Calospeira

Scientific classification
- Domain: Eukaryota
- Class: Plasmodiophoromycetes
- Order: incertae sedis
- Family: Heimerliaceae
- Genus: Calospeira G. Arnaud 1949
- Species: C. elegans
- Binomial name: Calospeira elegans G. Arnaud 1949

= Calospeira =

Genus of slime moulds

Calospeira is a genus of slime mold containing the sole species Calospeira elegans.

== Description ==

Calospeira is a genus of slime molds, eukaryotic microbes capable of forming fruiting bodies called sorocarps. Its sorocarps are 730–1200 μm long, formed by a pedicel (stalk) supporting a sporangium. The pedicel is uniquely twisted below the sporangium, as opposed to similar genera that have a straight pedicel, such as Heimerlia and Heliomycopsis. The sporangia have columella and are 100—150 μm in diameter. The spores are ellipsoidal in shape, between 3.0 and 3.5 μm long.

== Taxonomy==

The genus Calospeira and its type and only species Calospeira elegans were described in 1949 by mycologist Gabriel Arnaud. According to article 36.1 of the botanical code of nomenclature at the time, its name is taxonomically invalid due to lacking a Latin diagnosis.
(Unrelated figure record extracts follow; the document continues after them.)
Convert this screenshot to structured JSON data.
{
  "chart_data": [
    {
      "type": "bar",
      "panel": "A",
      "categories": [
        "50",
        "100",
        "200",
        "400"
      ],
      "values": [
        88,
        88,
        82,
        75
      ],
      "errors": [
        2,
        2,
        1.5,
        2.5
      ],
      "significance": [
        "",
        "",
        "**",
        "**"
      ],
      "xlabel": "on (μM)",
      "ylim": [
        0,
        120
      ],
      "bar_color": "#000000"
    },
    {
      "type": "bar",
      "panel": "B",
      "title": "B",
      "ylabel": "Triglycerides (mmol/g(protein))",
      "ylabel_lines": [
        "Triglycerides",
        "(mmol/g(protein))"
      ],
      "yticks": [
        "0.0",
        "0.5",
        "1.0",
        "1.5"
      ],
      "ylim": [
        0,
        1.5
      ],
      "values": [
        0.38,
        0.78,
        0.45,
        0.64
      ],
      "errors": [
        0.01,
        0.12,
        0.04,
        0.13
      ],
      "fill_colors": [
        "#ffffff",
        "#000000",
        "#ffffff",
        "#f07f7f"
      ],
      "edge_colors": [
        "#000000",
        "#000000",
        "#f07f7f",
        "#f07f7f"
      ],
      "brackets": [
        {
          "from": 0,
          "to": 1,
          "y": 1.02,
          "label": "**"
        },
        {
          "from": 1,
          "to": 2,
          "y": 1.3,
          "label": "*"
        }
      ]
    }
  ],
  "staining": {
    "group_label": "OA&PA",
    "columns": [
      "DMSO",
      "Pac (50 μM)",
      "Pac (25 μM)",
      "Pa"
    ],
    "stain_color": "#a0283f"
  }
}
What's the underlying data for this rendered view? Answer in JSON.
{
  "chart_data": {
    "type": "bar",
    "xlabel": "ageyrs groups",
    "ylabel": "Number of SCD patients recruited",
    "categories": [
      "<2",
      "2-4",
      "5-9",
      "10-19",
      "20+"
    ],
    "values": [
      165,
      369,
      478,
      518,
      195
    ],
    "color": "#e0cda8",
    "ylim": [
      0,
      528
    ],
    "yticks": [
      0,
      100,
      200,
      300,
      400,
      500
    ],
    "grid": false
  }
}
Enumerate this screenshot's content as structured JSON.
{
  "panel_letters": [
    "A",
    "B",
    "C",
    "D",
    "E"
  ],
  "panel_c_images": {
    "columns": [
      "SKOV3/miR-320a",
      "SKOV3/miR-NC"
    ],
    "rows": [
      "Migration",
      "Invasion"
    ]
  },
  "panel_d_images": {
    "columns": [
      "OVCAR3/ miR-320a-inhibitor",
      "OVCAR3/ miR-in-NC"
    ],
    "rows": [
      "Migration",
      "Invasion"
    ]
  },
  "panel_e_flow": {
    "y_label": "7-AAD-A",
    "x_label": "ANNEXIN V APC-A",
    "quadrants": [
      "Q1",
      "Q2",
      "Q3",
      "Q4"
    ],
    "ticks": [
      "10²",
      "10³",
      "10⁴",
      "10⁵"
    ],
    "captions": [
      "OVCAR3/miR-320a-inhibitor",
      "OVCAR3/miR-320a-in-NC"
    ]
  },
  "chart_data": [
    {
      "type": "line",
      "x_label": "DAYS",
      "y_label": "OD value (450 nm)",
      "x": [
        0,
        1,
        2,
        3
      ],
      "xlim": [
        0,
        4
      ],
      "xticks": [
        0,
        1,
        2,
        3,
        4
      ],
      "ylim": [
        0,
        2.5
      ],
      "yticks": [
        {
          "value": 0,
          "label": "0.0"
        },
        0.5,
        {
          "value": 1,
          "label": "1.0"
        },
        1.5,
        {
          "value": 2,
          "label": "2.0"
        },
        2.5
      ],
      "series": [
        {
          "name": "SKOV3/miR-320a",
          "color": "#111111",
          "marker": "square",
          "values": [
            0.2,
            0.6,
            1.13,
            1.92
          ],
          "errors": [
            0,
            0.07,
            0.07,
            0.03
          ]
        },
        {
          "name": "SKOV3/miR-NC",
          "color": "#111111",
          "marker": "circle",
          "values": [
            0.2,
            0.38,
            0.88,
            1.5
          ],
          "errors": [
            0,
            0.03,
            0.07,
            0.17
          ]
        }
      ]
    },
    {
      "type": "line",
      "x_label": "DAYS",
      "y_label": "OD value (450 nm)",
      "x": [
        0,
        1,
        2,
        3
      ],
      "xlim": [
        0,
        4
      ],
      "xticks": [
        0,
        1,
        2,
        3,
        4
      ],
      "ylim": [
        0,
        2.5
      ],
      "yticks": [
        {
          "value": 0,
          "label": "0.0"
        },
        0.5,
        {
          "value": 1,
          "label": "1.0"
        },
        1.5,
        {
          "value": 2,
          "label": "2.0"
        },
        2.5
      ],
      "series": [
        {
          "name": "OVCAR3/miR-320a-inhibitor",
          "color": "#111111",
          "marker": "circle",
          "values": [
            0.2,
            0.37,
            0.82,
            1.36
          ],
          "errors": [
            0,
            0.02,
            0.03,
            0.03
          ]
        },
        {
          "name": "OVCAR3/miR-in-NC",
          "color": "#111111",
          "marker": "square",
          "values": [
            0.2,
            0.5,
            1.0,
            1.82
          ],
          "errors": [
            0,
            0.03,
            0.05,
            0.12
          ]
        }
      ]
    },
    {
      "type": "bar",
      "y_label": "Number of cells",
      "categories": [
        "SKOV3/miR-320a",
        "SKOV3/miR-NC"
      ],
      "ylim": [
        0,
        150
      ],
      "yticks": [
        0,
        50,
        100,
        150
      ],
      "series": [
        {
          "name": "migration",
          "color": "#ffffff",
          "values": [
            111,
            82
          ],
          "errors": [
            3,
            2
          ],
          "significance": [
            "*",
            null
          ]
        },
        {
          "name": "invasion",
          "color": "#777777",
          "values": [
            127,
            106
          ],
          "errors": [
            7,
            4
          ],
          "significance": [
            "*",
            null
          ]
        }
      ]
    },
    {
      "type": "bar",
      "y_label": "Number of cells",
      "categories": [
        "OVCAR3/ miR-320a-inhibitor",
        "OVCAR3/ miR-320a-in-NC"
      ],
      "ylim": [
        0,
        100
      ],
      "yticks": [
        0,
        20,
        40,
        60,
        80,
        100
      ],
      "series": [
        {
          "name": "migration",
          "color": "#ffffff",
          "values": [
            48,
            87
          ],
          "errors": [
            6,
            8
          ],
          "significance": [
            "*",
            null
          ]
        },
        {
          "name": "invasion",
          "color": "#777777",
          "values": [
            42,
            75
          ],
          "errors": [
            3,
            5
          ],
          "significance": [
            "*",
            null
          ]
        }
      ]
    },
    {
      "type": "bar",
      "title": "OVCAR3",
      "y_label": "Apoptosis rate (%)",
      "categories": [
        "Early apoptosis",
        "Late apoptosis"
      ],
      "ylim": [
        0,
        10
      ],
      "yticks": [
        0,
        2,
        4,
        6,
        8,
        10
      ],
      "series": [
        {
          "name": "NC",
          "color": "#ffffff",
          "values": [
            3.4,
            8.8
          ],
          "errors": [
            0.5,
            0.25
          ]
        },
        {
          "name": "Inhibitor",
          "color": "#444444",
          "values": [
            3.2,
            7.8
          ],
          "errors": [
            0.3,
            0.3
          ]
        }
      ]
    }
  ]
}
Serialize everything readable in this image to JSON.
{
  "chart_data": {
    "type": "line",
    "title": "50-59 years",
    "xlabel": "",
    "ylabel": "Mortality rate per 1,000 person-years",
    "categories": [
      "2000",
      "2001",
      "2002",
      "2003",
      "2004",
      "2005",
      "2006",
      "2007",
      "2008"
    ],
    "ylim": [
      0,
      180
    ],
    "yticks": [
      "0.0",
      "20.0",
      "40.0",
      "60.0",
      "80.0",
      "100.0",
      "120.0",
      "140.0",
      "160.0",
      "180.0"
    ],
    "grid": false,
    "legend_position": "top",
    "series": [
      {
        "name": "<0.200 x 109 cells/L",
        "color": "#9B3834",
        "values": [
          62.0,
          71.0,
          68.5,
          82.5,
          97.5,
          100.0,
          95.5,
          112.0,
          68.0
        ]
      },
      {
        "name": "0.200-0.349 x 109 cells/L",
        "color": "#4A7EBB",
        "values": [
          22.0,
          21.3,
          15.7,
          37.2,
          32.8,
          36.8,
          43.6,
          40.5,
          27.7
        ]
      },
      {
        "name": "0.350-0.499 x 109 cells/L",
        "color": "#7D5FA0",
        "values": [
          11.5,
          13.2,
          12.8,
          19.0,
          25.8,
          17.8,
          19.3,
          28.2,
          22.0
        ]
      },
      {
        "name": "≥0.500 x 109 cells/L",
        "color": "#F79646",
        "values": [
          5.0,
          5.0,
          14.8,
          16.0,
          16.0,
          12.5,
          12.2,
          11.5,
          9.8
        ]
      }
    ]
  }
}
Since its description, it has not been reported by newer works. It was last mentioned in Michael W. Dick's 2001 work Straminipilous fungi, as part of the family Heimerliaceae, together with Heimerlia and other nomenclaturally invalid genera Rhabdocystis, Pygomyces, Heliomycopsis and Enigma. This family in turn was "provisionally placed in the Plasmodiophoromycetes".